27. März 2024 aktualisiert von: Vibrant America Clinical Lab

Zusammenhang zwischen auftretenden Symptomen und Diagnose mit Mykotoxinen, Metallen, PFAS und Umwelttoxinen im Urin – eine prospektive Studie in einer städtischen gastroenterologischen Praxis

Das Ziel dieser Beobachtungsstudie besteht darin, den Gehalt an Umweltgiften, Schwermetallen, PFAS und Mykotoxinen im Urin im Hinblick auf den Magen-Darm-Trakt (GI) und die allgemeine Gesundheit zu bewerten.

Studienübersicht

Status

Noch keine Rekrutierung

Bedingungen

Detaillierte Beschreibung

Ziel dieser Studie ist es, anhand von Urinproben die Wirkung von Toxinen wie Umweltgiften, Schwermetallen, PFAS und Mykotoxinen auf den Magen-Darm-Trakt und die allgemeine Gesundheit zu verstehen. Urinproben werden mithilfe massenspektroskopischer Techniken getestet. Basierend auf der Urinanalyse der Toxine wird ein „Gesamttoxizitätswert“ berechnet. Mithilfe des Formulars „Symptomgeschichte“ wird ein „Symptom-Score“ ermittelt, der zur Beurteilung der Magen-Darm-Beschwerden des Patienten verwendet wird. Zusätzlich wird ein „Diagnose-Score“ aus der im EMR (Electronic Medical Records) generierten Diagnose berechnet. Der ermittelte „Gesamttoxizitäts-Score“ wird mit dem „Symptom-Score“ und dem „Diagnose-Score“ korreliert.
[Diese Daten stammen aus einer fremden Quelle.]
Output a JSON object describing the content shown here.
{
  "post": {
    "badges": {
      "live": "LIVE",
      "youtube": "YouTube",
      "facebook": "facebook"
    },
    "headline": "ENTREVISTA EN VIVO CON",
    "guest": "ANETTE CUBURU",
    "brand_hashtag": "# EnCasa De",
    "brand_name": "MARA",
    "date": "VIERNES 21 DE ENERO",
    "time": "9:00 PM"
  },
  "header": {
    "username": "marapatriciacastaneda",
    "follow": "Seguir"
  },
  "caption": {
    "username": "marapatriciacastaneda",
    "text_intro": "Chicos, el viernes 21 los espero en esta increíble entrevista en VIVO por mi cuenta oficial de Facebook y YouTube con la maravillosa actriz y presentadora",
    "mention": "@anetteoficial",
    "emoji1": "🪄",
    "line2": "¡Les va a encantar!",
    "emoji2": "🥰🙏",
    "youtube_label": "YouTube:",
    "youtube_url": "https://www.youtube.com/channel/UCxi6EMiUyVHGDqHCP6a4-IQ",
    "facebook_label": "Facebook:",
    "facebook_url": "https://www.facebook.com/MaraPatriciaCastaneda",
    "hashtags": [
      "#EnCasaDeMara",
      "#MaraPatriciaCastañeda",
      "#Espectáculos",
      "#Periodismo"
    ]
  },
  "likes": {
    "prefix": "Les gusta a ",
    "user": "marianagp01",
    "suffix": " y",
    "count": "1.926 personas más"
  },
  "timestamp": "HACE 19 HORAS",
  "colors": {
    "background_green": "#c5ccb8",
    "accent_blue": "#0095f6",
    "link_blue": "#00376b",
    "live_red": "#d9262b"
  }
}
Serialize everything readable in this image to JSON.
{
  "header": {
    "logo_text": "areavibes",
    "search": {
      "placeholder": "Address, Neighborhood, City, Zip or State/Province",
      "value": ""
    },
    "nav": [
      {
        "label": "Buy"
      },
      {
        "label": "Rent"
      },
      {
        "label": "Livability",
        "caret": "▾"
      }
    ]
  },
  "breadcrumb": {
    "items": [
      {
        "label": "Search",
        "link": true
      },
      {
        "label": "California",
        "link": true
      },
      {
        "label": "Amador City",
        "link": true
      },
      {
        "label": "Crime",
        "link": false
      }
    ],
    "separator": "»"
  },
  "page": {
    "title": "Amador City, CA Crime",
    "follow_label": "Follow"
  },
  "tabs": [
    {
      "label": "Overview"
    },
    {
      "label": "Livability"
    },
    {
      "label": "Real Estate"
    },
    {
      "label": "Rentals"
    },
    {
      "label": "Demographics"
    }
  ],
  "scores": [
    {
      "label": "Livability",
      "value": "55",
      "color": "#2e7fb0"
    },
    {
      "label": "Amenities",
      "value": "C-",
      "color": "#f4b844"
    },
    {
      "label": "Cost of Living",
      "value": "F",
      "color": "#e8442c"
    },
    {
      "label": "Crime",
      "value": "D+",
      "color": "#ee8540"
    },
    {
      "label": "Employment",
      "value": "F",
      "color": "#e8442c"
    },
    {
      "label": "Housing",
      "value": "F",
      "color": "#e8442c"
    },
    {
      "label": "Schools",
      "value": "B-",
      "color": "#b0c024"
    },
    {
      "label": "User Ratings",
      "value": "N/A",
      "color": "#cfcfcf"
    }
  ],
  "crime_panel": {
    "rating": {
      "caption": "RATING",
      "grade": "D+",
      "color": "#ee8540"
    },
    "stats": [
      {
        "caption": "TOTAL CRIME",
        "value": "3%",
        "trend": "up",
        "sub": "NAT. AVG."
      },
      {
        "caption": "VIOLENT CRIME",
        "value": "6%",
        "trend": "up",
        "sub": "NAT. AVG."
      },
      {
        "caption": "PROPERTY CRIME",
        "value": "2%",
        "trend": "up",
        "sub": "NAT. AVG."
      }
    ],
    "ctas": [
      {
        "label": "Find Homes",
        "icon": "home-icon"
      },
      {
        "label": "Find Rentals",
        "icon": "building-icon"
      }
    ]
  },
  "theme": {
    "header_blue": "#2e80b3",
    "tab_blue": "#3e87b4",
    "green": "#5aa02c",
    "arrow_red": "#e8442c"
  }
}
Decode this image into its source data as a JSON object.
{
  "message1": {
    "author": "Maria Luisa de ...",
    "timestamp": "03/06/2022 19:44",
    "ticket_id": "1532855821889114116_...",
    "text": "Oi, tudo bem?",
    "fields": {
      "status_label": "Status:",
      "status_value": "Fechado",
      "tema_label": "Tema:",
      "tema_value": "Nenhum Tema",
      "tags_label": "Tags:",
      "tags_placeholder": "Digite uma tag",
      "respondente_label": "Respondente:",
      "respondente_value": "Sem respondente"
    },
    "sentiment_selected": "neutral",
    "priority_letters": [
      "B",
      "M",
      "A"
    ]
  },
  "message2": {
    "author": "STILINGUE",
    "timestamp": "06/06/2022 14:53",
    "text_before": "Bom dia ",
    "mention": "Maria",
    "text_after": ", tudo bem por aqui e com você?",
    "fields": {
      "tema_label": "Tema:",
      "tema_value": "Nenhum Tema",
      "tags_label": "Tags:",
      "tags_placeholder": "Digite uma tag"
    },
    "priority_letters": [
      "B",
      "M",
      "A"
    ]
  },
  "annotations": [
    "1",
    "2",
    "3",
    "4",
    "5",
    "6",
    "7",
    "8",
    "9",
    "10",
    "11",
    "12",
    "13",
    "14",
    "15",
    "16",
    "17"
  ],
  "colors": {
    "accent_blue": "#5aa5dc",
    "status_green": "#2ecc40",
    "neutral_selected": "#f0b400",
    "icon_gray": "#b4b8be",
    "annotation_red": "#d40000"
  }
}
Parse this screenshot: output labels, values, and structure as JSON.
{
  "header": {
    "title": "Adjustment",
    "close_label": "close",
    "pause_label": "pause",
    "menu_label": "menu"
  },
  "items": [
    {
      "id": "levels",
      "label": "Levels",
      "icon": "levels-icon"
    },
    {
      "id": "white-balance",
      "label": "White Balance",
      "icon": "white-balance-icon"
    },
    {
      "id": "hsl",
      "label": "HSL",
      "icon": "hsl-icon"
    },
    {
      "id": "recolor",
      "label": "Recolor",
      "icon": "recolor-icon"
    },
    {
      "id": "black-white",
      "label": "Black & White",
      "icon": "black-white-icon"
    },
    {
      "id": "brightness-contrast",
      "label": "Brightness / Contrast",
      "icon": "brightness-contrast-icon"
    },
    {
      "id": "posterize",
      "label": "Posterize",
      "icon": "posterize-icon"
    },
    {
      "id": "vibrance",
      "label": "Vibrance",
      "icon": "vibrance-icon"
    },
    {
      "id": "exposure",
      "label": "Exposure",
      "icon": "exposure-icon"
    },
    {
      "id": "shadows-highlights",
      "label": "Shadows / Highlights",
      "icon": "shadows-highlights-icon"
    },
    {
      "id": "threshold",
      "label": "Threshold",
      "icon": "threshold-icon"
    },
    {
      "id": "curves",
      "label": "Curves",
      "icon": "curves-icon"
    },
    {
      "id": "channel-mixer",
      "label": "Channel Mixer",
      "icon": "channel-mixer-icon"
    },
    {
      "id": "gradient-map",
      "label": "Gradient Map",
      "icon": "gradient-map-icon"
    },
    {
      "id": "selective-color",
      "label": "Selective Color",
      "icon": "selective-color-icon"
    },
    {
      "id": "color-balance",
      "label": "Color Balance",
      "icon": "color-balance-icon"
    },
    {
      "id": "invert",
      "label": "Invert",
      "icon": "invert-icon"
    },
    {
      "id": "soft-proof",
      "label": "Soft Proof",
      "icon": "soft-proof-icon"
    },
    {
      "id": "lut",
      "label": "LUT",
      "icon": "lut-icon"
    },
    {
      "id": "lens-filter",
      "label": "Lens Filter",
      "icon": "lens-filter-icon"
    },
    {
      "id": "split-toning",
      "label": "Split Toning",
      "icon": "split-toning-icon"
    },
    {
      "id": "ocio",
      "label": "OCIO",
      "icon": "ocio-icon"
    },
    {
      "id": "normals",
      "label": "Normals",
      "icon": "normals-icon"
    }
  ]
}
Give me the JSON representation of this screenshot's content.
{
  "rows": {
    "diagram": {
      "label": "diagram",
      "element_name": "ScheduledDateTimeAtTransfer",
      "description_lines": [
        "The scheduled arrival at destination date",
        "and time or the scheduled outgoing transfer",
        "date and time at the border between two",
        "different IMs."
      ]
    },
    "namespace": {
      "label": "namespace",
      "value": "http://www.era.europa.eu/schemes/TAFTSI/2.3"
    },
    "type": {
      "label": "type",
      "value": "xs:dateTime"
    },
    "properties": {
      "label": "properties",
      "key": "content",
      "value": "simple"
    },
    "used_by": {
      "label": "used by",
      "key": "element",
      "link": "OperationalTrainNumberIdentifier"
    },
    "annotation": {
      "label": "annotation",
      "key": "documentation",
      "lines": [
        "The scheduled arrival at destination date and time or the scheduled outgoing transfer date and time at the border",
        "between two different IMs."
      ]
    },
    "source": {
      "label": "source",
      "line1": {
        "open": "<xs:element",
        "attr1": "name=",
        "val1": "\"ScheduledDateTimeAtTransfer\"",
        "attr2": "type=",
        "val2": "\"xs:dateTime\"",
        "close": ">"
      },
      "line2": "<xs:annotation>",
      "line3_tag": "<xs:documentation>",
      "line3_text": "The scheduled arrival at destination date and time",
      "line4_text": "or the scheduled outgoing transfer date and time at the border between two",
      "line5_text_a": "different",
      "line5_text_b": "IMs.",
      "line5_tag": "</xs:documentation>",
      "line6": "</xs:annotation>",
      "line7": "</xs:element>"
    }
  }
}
Die Beobachtungen aus dieser Studie werden uns helfen, die möglichen Auswirkungen von Umweltgiften, Schwermetallen, PFAS und Mykotoxinen auf den Magen-Darm-Trakt und die allgemeine Gesundheit zu verstehen.

Studientyp

Beobachtungs

Einschreibung (Geschätzt)

250

Kontakte und Standorte

Dieser Abschnitt enthält die Kontaktdaten derjenigen, die die Studie durchführen, und Informationen darüber, wo diese Studie durchgeführt wird.

Studienkontakt

Studieren Sie die Kontaktsicherung

Studienorte

  • Vereinigte Staaten
    • California
      • Los Angeles, California, Vereinigte Staaten, 90067
        • Los Angeles Integrative Gastroenterology and Nutrition, Inc
        • Kontakt:
        • Hauptermittler:
          • Dr. Farshid S Rahbar, MD
      • Santa Clara, California, Vereinigte Staaten, 95054
        • Vibrant America Clinical Lab
        • Kontakt:
        • Hauptermittler:
          • Hari K Krishnamurthy, MS

Teilnahmekriterien

Forscher suchen nach Personen, die einer bestimmten Beschreibung entsprechen, die als Auswahlkriterien bezeichnet werden. Einige Beispiele für diese Kriterien sind der allgemeine Gesundheitszustand einer Person oder frühere Behandlungen.

Zulassungskriterien

Studienberechtigtes Alter

  • Erwachsene
  • Älterer Erwachsener

Akzeptiert gesunde Freiwillige

Ja

Probenahmeverfahren

Nicht-Wahrscheinlichkeitsprobe

Studienpopulation

Zur Patientengruppe gehören Personen mit verdauungsfördernden und/oder nichtverdauungsbezogenen Symptomen oder Beschwerden, deren medizinische Beurteilung eine „Toxinbewertung“ umfasst, wie vom behandelnden Arzt festgelegt.

Beschreibung

Einschlusskriterien:

  • Patienten, die an Magen-Darm- und/oder anderen Symptomen leiden
  • Patienten sind bereit, Urinproben abzugeben
  • Einwilligungswillige Patienten

Ausschlusskriterien:

  • Einnahme von Antibiotika 2 Wochen vor der Studie
  • Patienten, die nicht zustimmen möchten

Studienplan

Dieser Abschnitt enthält Einzelheiten zum Studienplan, einschließlich des Studiendesigns und der Messung der Studieninhalte.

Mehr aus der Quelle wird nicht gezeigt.